CCR5‐Δ32 polymorphism—a possible protective factor from gait impairment amongst post‐stroke patients

BACKGROUND AND PURPOSE: Stroke and small vessel disease cause gait disturbances and falls. The naturally occurring loss‐of‐function mutation in the C‐C chemokine receptor 5 gene (CCR5‐Δ32) has recently been reported as a protective factor in post‐stroke motor and cognitive recovery. We sought to examine whether it also influences gait and balance measures up to 2 years after stroke. METHOD: Participants were 575 survivors of first‐ever, mild–moderate ischaemic stroke or transient ischaemic attack from the TABASCO prospective study, who underwent a 3 T magnetic resonance imaging at baseline and were examined by a multi‐professional team 6, 12 and 24 months after the event, using neurological, neuropsychological and mobility examinations.
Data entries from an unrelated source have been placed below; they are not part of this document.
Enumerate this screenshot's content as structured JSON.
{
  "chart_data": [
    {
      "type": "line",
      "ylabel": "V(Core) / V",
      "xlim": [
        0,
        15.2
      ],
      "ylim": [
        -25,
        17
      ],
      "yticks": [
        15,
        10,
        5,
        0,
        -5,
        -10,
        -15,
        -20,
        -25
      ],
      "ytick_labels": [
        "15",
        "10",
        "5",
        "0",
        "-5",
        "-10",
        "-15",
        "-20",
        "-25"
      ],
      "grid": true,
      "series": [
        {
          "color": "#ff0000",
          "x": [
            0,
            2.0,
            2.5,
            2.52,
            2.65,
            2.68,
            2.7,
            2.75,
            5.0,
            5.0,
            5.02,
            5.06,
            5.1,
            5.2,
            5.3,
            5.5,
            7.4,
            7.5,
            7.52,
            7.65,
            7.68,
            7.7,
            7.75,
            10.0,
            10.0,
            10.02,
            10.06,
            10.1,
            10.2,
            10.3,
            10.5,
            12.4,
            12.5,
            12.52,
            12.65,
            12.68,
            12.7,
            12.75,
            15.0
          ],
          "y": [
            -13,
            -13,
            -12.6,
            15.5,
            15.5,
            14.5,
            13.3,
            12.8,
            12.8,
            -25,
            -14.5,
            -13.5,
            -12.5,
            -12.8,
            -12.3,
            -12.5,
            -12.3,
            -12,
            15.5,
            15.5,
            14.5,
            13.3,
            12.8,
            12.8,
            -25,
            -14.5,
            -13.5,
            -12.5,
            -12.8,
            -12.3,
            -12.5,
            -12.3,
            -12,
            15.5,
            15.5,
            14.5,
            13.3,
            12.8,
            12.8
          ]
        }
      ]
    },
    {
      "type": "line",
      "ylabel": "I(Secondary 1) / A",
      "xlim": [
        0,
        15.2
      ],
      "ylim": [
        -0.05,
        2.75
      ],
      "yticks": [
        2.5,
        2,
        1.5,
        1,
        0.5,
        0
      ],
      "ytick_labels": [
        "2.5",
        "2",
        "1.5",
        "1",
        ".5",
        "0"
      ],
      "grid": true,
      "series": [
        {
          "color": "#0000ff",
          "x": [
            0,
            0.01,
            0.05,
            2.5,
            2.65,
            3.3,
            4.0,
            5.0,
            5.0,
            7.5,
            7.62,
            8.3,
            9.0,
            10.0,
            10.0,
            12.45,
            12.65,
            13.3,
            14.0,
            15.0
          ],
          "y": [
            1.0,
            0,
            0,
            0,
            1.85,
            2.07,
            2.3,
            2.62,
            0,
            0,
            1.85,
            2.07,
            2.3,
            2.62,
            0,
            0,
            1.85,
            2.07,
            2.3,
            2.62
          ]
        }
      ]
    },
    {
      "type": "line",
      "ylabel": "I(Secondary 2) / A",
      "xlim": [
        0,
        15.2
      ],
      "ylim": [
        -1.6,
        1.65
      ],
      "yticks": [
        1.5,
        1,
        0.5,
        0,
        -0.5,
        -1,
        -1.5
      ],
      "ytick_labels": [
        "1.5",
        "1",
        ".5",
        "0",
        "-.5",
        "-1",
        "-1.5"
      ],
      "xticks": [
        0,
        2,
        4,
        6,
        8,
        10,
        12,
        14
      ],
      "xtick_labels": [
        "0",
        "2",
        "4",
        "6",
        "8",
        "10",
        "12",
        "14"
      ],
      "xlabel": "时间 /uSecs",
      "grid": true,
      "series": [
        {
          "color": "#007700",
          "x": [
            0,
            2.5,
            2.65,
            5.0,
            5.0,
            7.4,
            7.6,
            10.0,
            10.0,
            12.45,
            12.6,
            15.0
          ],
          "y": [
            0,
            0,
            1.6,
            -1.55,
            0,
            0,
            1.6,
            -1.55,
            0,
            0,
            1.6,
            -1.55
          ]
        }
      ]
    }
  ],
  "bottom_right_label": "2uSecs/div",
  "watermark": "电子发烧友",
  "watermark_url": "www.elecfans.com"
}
Gait rhythm and the timing of the gait cycle were measured by force‐sensitive insoles. CCR5‐Δ32 status and gait measures were available for 335 patients. RESULTS: CCR5‐Δ32 carriers (16.4%) had higher gait speed and decreased (better) stride and swing time variability 6 and 12 months after the index event compared to non‐carriers (p < 0.01 for all). The association remained significant after adjustment for age, gender, education, ethnicity and stroke severity. CONCLUSIONS: Significant associations were found between gait measurements and CCR5‐Δ32 loss‐of‐function mutation amongst stroke survivors. This is the first study showing that genetic predisposition may predict long‐term gait function after ischaemic stroke.